According to Russell HR consulting, as of February 2022, an employer can give precedence to the reports of an occupational health practitioner over those of a GP based on the UK government recent changes in employment laws. 

This means that employers may be able to overrule a GP’s advice in a fit note as to whether or not a person is potentially fit to return to work, and instead take the advice of the Occupational health specialist over all. 

For example, an occupational health specialist that knows the work very well and has done an assessment for the workplace may be able to say that the employee is fit to work in some areas within the company and suggest changes and accommodations. 

However, in this case, if the employee refuses to come back to work on account of the GP fit note, the employer could listen to the specialist instead of the employee’s GP. 

The report of a GP is usually in the form of a fit note which refers to the note that has replaced the Sick note that is usually given to the employees after a GP assessment. 
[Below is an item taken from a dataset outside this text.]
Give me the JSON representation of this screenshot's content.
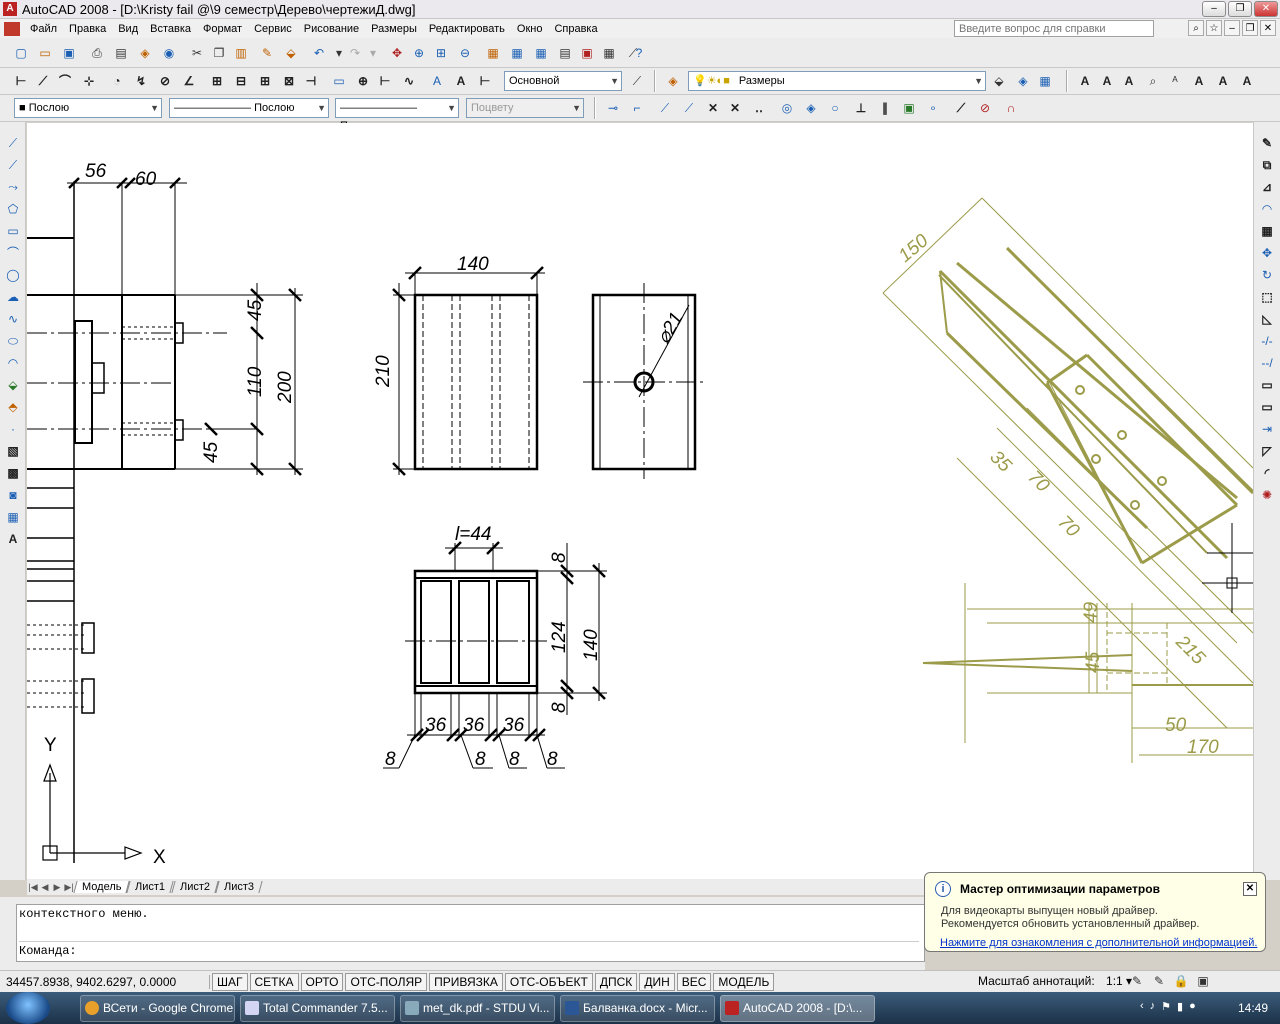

This fit note is usually presented as evidence of the advice the doctor has given about the individual’s fitness for work that is unusually shared with the employer or the government for benefits. 

The Department of Work and Pensions, UK has made it clear that the fit note is not binging for employers and managers and the guidance from the UK government further describes that,

The assessment about whether your employee is not fit for work or may be fit for work (and any other advice in the fit note) is classed as advice, and it is for employers to determine whether or not to accept it. 

Occasionally, some of us may believe that our employee is not fit for work when they have been assessed as fit for work by their doctor, or we may think that our employee could do some work when they have been assessed as ‘not fit for work’ by their doctor.” (Gov.UK)

The guidance provided by the Government of the UK also goes on to mention that in a situation where there are differences between the reports of the GP versus that of an occupational health specialist, the employer can do the following:

  • “..Gather other evidence about your employee’s fitness for work from other doctors or healthcare professionals.” This means that the employer can seek a second opinion. 
  • The employer can take this new evidence from a second consultant and give it precedence over a fit note.

In the case that, even after a second opinion is obtained, the employee may disagree with the employer, they may need to demonstrate to an employment tribunal if the employee decided to take this to the tribunal. 

Within the tribunal hearing, the employer might need to cite this second opinion as the alternative source of evidence and why it was more acceptable to the employer than the fit note.

What to do if there are conflicting reports from Occupational health and the GP?

According to Seamus McGranaghan for Legal Island, if there are conflicting reports from an occupational health specialist versus a GP of the employee a few things that an employer can do includes:

  • Get more details about the GP’s assessment of the employee’s health. At times there is a danger of getting too less of a detail in the GP’s examination or assessment of the employee since at times the GP receives the request for a report. 

So the GP might simply write up a report without fine details so that the employer can make an informed decision about the condition of the employee because of the lack of detail and a true opinion.

  • On the other hand, there are times that the occupational health report might not be good in quality so what an employee or an employer can do is to seek a second opinion from another occupational health specialist. 
  • The employee should go for a second opinion of a specialist who is highly aware of the employees conditions as well as the working conditions. Seeking a further specialist report would be important before anyone takes any action regarding the state of the employee. 
  • Another step an employer can take is to give clear instructions to the GP as to what they are looking for and for what information they need during this second consultation with a senior specialist. 
  • When the letter is sent to the specialist regaining the requirements it is important that the employer or manager should be careful about what is being said in the letter since the employee could also seek to obtain a copy of that letter that went from the employer instructing occupational health and the GP.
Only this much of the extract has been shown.